4 tc The MT reads the plural לְעֶגְלוֹת (lÿeglot, “for the calves”), while some Greek versions (LXX, Theodotion) and the Syriac reflect the singular לְעֵגֶל (“for the calf [calf idol]”). The singular reading is preferred on the basis of internal evidence: the oracle denounces the calf idol worship of Samaria. The plural form probably arose due to the ambiguity of the term “calf” when a scribe did not realize that the term was being used as a metonymy for the worship of the Egyptian calf goddess. Most recent English versions adopt the singular form and relate it to the calf goddess cult (RSV, NASB, NIV, NCV, NJPS, TEV, CEV, NLT); however, older English versions follow the MT plural (KJV, ASV).

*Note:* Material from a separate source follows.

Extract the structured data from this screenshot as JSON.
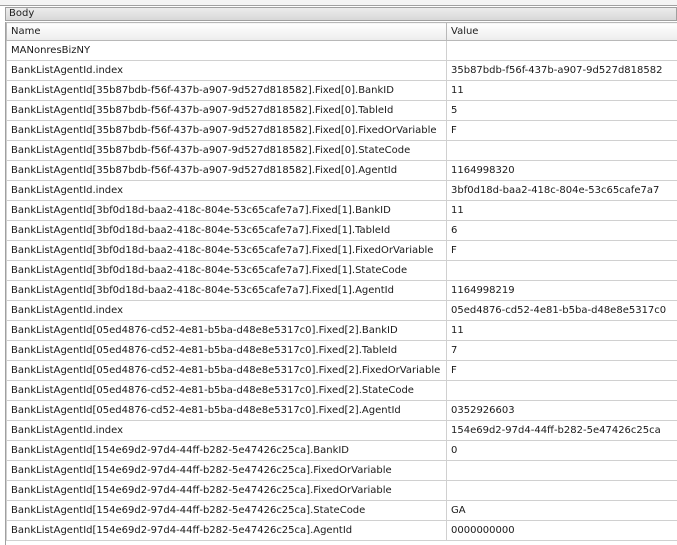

5 sn See the note on the place name Beth Aven in 4:15.

6 tc The MT appears to read יָגִילוּ (yagilu, “they will rejoice”; Qal imperfect 3rd person masculine plural from גִּיל, gil, “to rejoice”), but this is likely an example of semantic polarization. See F. I. Andersen and D. N. Freedman, Hosea (AB), 556-67. The BHS editors propose the reading יְיֵלִילוּ (yÿyelilu, “they will lament”; Hiphil imperfect 3rd person masculine plural from יָלַל, yalal, “to lament”), which also appears in Hos 7:14. If this reading is original, the textual variant may be attributed to: (1) orthographic confusion between ל (lamed) and ג (gimel), and (2) haplography or dittography of י (yod). English versions are split; some follow the MT (KJV, ASV, NIV, NJPS), others the proposed emendation (RSV, NASB, NCV, NRSV, TEV, NLT).

7 tc This line division follows the MT rather than the line division suggested by the BHS editors.

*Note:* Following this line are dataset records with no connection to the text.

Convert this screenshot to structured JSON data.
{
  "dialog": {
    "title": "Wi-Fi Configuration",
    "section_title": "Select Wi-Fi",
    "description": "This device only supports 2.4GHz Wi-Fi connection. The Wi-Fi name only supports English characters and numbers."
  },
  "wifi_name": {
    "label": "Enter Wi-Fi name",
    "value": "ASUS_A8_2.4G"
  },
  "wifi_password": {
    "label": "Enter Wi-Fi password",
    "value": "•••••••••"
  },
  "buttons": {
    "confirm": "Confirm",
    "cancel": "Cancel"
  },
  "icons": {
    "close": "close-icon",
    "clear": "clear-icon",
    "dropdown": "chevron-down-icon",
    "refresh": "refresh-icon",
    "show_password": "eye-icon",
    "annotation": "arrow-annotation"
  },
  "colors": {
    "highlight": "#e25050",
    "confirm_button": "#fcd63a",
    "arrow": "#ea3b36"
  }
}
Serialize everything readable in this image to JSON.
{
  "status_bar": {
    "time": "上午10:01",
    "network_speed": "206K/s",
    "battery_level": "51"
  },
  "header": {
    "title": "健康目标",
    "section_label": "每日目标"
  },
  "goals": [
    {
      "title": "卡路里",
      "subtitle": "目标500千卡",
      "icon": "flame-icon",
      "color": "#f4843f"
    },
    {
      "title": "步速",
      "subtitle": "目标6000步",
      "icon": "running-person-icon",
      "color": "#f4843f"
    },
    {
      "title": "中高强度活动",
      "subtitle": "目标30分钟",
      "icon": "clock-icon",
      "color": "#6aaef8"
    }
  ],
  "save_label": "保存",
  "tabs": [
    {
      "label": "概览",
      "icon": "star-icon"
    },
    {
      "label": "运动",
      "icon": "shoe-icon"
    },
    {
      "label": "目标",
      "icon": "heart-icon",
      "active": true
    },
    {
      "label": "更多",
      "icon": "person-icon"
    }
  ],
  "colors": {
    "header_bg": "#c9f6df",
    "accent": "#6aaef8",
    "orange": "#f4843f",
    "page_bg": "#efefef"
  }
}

8 tn Heb “from it” (so NAB, NRSV).

9 tn The antecedent of the 3rd person masculine singular direct object pronoun אוֹתוֹ (’oto, “it”) is probably the calf idol of Beth Aven mentioned in 10:5a. This has been specified in the translation for clarity (cf. TEV, NLT).

10 tc The MT reads מֶלֶךְ יָרֵב (melekh yarev, “a king who contends”?) which is syntactically awkward: מֶלֶךְ (“king”) followed by יָרֵב (“let him contend!”; Qal jussive 3rd person masculine singular from רִיב, riv, “to contend”). Note that KJV, ASV, NASB treat this as a proper name (“king Jareb”). The MT reading is probably the result of faulty word division. As the BHS editors suggest, the original reading most likely is מַלְכִּי רָב (malki rav, “the great king”). The suffixed י (yod) on מַלְכִּי is the remnant of the old genitive ending. This is the equivalent of the Assyrian royal epithet sarru rabbu (“the great king”). See also the tc note on the same phrase in 5:13.

11 tn The preposition מִן (min) functions in a causal sense specifying the logical cause: “because of” or “on account of” (e.g., Exod 2:23; Deut 7:7; Nah 3:4; BDB 580 s.v. מִן 2.f; HALOT 598 s.v. מִן 6).

12 tn The meaning of the root of מֵעֲצָתוֹ (meatsato, preposition מִן, min, + feminine singular noun עֵצָה, ’etsah, + 3rd person masculine singular suffix) is debated. There are three options: (1) “its counsel” from I עֵצָה (“counsel; advice; plan”; BDB 420 s.v. עֵצָה; HALOT 867 s.v. I עֵצָה 3.a); (2) “its disobedience” from II עֵצָה (“disobedience,” but the existence of this root is debated; see HALOT 867 s.v. II עֵצָה); and (3) “its wooden idol” from III עֵצָה (“wood”; cf. Jer 6:6) referring to the wooden idol/effigy (the calf idol in 10:5), a stick of wood covered with gold (HALOT 867 s.v.). The last option is favored contextually: (a) the idol is called “a stick of wood” in Hos 4:12, and (b) the calf idol (probably the referent) of the cult is mentioned in 10:5. The English versions are divided: (1) “his idol” (RSV, NRSV), “its wooden idols” (NIV), “image” (NJPS margin), “that idol” (CEV), “this idol” (NLT); and (2) “his own counsel” (KJV, ASV), “its own counsel” (NASB), “his plans” (NJPS), “his schemes” (NAB), “the advice” (TEV).